Just to be clear, it's not the line I would propose if I could rethink Commerce Clause jurisprudence from first principles. But it does appear to be the line that current Supreme Court cases draw. Thus, inLopez, the federal government couldn't ban possession of a gun in a school zone with no proven link to interstate commerce because it's extremely tenuous to argue that possessing a gun in a school zone is part of a market in goods and service. As the Lopez Court put it: "Section 922(q) is a criminal statute that by its terms has nothing to do with 'commerce' or any sort of economic enterprise, however broadly one might define those terms." Thus, it couldn't be regulated. In contrast, in Raich, the federal government could regulate even intrastate possession of marijuana, as it is part of an effort to regulate a market in illegal goods and services for marijuana. The Raich court explained:
Unlike those at issue in Lopez and Morrison, the activities regulated by the CSA are quintessentially economic. "Economics" refers to "the production, distribution, and consumption of commodities." Webster's Third New International Dictionary 720 (1966). The CSA is a statute that regulates the production, distribution, and consumption of commodities for which there is an established, and lucrative, interstate market. Prohibiting the intrastate possession or manufacture of an article of commerce is a rational (and commonly utilized) means of regulating commerce in that product").

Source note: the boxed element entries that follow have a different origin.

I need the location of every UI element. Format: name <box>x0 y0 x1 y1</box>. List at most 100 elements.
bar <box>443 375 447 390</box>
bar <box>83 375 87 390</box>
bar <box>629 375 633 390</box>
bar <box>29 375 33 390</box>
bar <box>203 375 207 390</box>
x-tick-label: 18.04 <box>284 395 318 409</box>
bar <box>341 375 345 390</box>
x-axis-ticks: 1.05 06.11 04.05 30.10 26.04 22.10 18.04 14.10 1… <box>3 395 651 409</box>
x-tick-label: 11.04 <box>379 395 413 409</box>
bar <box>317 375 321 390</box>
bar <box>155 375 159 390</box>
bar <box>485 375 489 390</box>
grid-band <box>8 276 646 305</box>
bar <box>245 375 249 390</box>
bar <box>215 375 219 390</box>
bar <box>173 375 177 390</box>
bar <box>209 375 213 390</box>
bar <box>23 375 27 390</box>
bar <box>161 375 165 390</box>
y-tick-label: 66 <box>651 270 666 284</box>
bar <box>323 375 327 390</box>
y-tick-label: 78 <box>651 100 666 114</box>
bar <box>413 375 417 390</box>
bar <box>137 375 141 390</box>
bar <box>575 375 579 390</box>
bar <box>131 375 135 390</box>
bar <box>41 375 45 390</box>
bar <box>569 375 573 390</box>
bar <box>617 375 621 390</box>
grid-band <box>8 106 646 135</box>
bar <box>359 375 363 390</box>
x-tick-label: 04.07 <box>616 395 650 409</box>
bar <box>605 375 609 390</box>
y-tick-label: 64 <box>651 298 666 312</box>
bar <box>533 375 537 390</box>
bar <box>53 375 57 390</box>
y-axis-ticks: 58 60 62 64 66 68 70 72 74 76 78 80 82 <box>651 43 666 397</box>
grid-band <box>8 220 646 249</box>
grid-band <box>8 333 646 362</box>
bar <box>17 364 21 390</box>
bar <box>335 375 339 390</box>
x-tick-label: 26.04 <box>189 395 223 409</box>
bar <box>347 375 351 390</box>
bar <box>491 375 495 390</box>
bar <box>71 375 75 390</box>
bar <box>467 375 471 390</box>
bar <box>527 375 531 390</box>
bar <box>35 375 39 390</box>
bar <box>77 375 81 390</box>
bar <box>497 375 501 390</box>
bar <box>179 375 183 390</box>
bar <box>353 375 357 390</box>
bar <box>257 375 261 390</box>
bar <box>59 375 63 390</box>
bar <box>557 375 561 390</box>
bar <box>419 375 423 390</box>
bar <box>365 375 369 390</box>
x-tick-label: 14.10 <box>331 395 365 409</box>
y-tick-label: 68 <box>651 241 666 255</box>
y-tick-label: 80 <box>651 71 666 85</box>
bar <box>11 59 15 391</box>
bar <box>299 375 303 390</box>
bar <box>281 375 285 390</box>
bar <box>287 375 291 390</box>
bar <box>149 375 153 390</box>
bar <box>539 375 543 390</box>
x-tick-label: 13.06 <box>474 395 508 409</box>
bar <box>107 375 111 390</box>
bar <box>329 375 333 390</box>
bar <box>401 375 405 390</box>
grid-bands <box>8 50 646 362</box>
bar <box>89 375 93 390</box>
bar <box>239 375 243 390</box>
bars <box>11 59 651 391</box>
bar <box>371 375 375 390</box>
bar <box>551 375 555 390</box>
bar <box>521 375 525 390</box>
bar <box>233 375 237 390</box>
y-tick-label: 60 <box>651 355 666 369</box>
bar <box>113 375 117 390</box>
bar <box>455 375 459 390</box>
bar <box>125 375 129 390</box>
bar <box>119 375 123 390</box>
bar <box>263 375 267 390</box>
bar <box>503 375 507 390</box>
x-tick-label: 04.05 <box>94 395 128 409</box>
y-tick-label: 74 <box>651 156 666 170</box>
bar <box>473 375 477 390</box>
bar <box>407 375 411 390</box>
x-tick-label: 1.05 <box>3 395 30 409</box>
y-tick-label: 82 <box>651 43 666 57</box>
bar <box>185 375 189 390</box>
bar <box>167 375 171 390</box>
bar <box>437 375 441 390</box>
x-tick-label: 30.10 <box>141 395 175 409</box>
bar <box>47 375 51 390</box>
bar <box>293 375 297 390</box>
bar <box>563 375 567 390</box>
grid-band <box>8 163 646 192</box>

Of course, I realize that there's a debate on how to apply that economic vs. non-economic test (or perhaps more accurately, the market vs. non-market test). Mandate supporters generally look at the law from the perspective of Congress. They reason that Congress was trying to regulate a large chunk of the United States economy, and that obviously relates to markets. In contrast, mandate opponents generally look at the law from the perspective of someone who does not participate in the market for health care. They reason that this application of the law doesn't regulate markets, as that person regulated was outside the market to begin with. But regardless of which application of the test is correct, the test itself does impose a limitation on the scope of federal power.
To be clear, I'm not saying that I personally like the current state of the law. I'm a federalism guy. I personally think the economic/non-economic line isn't enough of a limitation on federal power. Lots of things relate to markets in some way, and when you can "aggregate" economic impact, that gives Congress an enormous amount of power. The Commerce Clause is not just about commerce, it's about interstate commerce. So I would be pleased if the Supreme Court ends up taking a more restrictive view of federal power than existing caselaw reflects. But while the economic/non-economic line may not be enough of a limitation to me, I don't think it's accurate to say that it makes the federal government one of unlimited power.